Cosa accade nel tradito un attimo dopo la scoperta del tradimento?

All’alba della scoperta, subito e senza intenzione, l’assetto relazionale muta. Il tradito dolente e furioso cessa di essere persona e diviene verbo, un participio passato appunto. Non più moglie o marito, ma in essenza solo un «tradito». La soggettività del prima (del tradimento) cede il passo a una sua riduzione. Avviene nel tradito una sottrazione di soggettività. Questa – la soggettività – stordita dal fragore della scoperta si ritrae in un coagulo di rabbia/dolore, aspettativa di risarcimento e una deriva paranoide di variabile intensità. La rabbia e il dolore sono figlie della paura: che cosa accadrà adesso?
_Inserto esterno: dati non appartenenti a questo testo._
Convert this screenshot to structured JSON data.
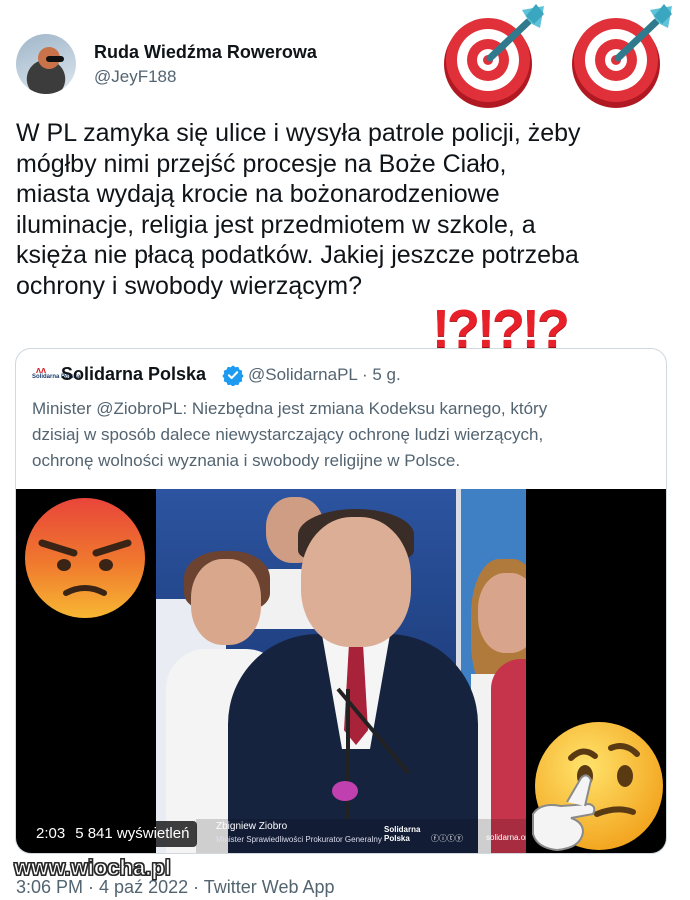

L’aspettativa di risarcimento è, invece, un’illusione in cui ci si intrappola. Si attende una parola, un gesto che abbia il potere taumaturgico di cancellare l’accaduto: impossibile! La deriva paranoide rilegge il passato della relazione con la lente del sospetto e con la stessa lente ne scruta il futuro. Ma dove è la possibilità per una relazione in cui la fiducia è esaurita? Ecco lo scacco del tradito, non il tradimento, ma il suo ridursi in una posizione innervata dall’aspettativa e dalla paranoia intrisa certo di dolore, ma fondamentalmente ipocrita. Sì, perché a ben guardare esiste un copione culturale inossidabile che conferisce al tradito la patente di vittima e ogni tradito ben volentieri si presta a rappresentarlo. Il tradito si accomoda sulla poltrona della ragione che è scomoda, ma è pur sempre una poltrona, e lì assiso soffre in attesa del risarcimento impossibile, si accende di furia nella metodica analisi dei segni non colti del tradimento avvenuto, ma soprattutto attua la rinuncia ipocrita del suo ruolo personale nella determinazione del tradimento, che è sempre, al fondo, un prodotto della coppia. Ecco la colpa del tradito: conferire al dolore e alla rabbia lo status di diritto e con ciò rinunciare a un’assunzione di responsabilità. La clinica insegna che è preferibile soffrire come vittima piuttosto che come artefice o compartecipe della propria disgrazia. Insomma, ci si accomoda sulla poltrona dell’ipocrita presunzione di innocenza e ci si crogiola nella sofferenza. E’ una posizione di comodo, bisogna dirlo, di attesa, che esime il tradito dal movimento decisivo del coraggio della propria verità. Un movimento in cui l’attenzione del tradito dovrebbe disporsi a una torsione audace che faccia luce sulla quota di desiderio e investimento che lui stesso ha sottratto alla relazione, lasciandola esposta. Questo movimento è ciò che consentirebbe di avviare una produttiva dialettica con il traditore. In assenza di questo movimento il tradito e il traditore si irrigidiscono in una dialettica sbilanciata dove la richiesta di perdono e i tentativi di recupero del traditore non sortiscono che l’effetto di accentuare la rabbia del tradito. Certo, pare una beffa che il tradito debba dislocarsi dal seggio della ragione, ma occorre la verità del «due» per poter scommettere ancora una volta sulla coppia.